Female IT specialist Tamara Parshina, 23, is one of the youngest to be accused of treason by Putin’s ruthless security forces.
She was then flown for eight hours to be held in Moscow’s top security Lerfortovo detention jail.
Lenie Umerova, 25, (second left ) a Ukrainian citizen from annexed Crimea, is arrested in Moscow in a case of treason
Lenie Umerova, 25, from annexed Crimea, was sent to notorious Lefortovo jail in Moscow on a treason charge that could see her jailed for 20 years – despite being a Ukrainian citizen.

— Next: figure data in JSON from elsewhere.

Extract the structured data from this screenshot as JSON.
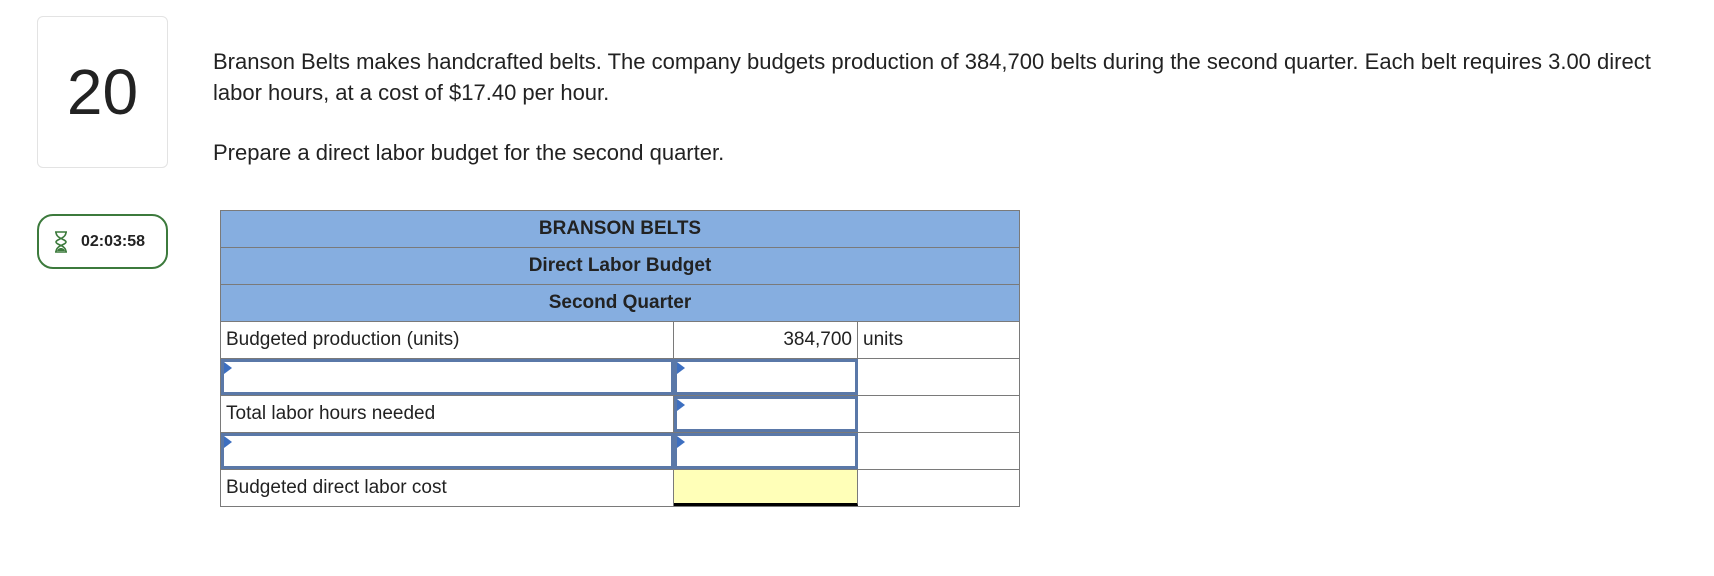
{
  "question": {
    "number": "20",
    "timer": "02:03:58",
    "prompt": [
      "Branson Belts makes handcrafted belts. The company budgets production of 384,700 belts during the second quarter. Each belt requires 3.00 direct labor hours, at a cost of $17.40 per hour.",
      "Prepare a direct labor budget for the second quarter."
    ]
  },
  "table": {
    "header": [
      "BRANSON BELTS",
      "Direct Labor Budget",
      "Second Quarter"
    ],
    "rows": [
      {
        "label": "Budgeted production (units)",
        "value": "384,700",
        "unit": "units"
      },
      {},
      {
        "label": "Total labor hours needed"
      },
      {},
      {
        "label": "Budgeted direct labor cost"
      }
    ]
  }
}
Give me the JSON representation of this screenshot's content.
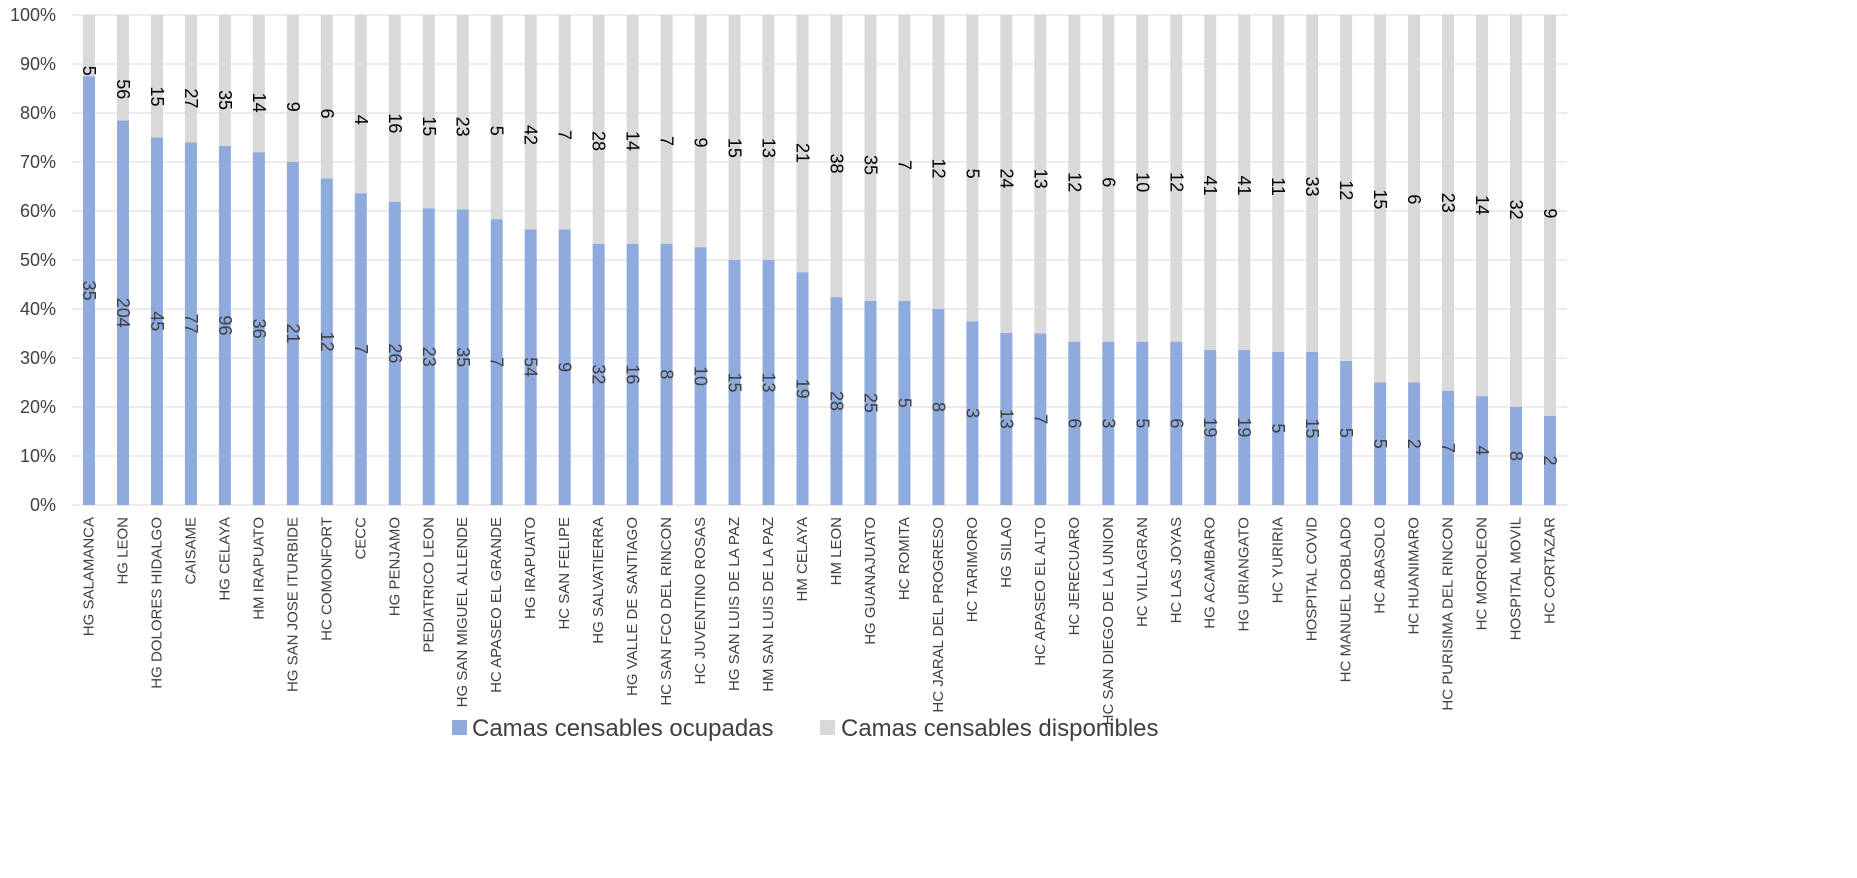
{
  "chart_data": {
    "type": "bar",
    "stacked": "percent",
    "categories": [
      "HG SALAMANCA",
      "HG LEON",
      "HG DOLORES HIDALGO",
      "CAISAME",
      "HG CELAYA",
      "HM IRAPUATO",
      "HG SAN JOSE ITURBIDE",
      "HC COMONFORT",
      "CECC",
      "HG PENJAMO",
      "PEDIATRICO LEON",
      "HG SAN MIGUEL ALLENDE",
      "HC APASEO EL GRANDE",
      "HG IRAPUATO",
      "HC SAN FELIPE",
      "HG SALVATIERRA",
      "HG VALLE DE SANTIAGO",
      "HC SAN FCO DEL RINCON",
      "HC JUVENTINO ROSAS",
      "HG SAN LUIS DE LA PAZ",
      "HM SAN LUIS DE LA PAZ",
      "HM CELAYA",
      "HM LEON",
      "HG GUANAJUATO",
      "HC ROMITA",
      "HC JARAL DEL PROGRESO",
      "HC TARIMORO",
      "HG SILAO",
      "HC APASEO EL ALTO",
      "HC JERECUARO",
      "HC SAN DIEGO DE LA UNION",
      "HC VILLAGRAN",
      "HC LAS JOYAS",
      "HG ACAMBARO",
      "HG URIANGATO",
      "HC YURIRIA",
      "HOSPITAL COVID",
      "HC MANUEL DOBLADO",
      "HC ABASOLO",
      "HC HUANIMARO",
      "HC PURISIMA DEL RINCON",
      "HC MOROLEON",
      "HOSPITAL MOVIL",
      "HC CORTAZAR"
    ],
    "series": [
      {
        "name": "Camas censables ocupadas",
        "color": "#8faadc",
        "values": [
          35,
          204,
          45,
          77,
          96,
          36,
          21,
          12,
          7,
          26,
          23,
          35,
          7,
          54,
          9,
          32,
          16,
          8,
          10,
          15,
          13,
          19,
          28,
          25,
          5,
          8,
          3,
          13,
          7,
          6,
          3,
          5,
          6,
          19,
          19,
          5,
          15,
          5,
          5,
          2,
          7,
          4,
          8,
          2
        ]
      },
      {
        "name": "Camas censables disponibles",
        "color": "#d9d9d9",
        "values": [
          5,
          56,
          15,
          27,
          35,
          14,
          9,
          6,
          4,
          16,
          15,
          23,
          5,
          42,
          7,
          28,
          14,
          7,
          9,
          15,
          13,
          21,
          38,
          35,
          7,
          12,
          5,
          24,
          13,
          12,
          6,
          10,
          12,
          41,
          41,
          11,
          33,
          12,
          15,
          6,
          23,
          14,
          32,
          9
        ]
      }
    ],
    "y_ticks": [
      "0%",
      "10%",
      "20%",
      "30%",
      "40%",
      "50%",
      "60%",
      "70%",
      "80%",
      "90%",
      "100%"
    ],
    "ylim": [
      0,
      100
    ],
    "grid": true,
    "legend_position": "bottom",
    "title": "",
    "xlabel": "",
    "ylabel": ""
  }
}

Another hypersonic scientist Alexander Shiplyuk, 56, was held in a swoop by the FSB counterintelligence agency in Novosibirsk, Siberia, where he heads the Khristianovich Institute of Theoretical and Applied Mechanics.
Professor Anatoly Maslov, 75, a pioneer of hypersonic technologies, was also held on suspicion of treason.
Acclaimed laser scientist Dr Dmitry Kolker, 54, died last year two days after he was seized from his cancer hospital bed and shut away in one of Russia’s most notorious jails as a ‘spy’.
Ilya Sachkov, 37, founder of pioneering Group-IB, once awarded by Putin, was last month jailed for 14 years for ‘passing secrets to foreign spies’.
And last week, former Russian defence reporter Ivan Safronov lost his latest appeal against a 22-year jail sentence on charges of treason.
Safronov, a former reporter for the Kommersant and Vedomosti newspapers who later worked as an adviser to the head of Russia’s space agency, was arrested in 2020 and accused of disclosing classified information.
He was sentenced in September last year, in what his supporters called a draconian ruling that showed the absence of media freedom in Russia.
He was accused of handing military secrets to the Czech Republic, a NATO member, but his defence team said the case was revenge for his journalistic reporting on Russian plans to sell fighter jets to Egypt.
Safronov was transferred in February to a high-security prison in the Krasnoyarsk region of Siberia, and was not present for Wednesday’s Supreme Court decision in Moscow.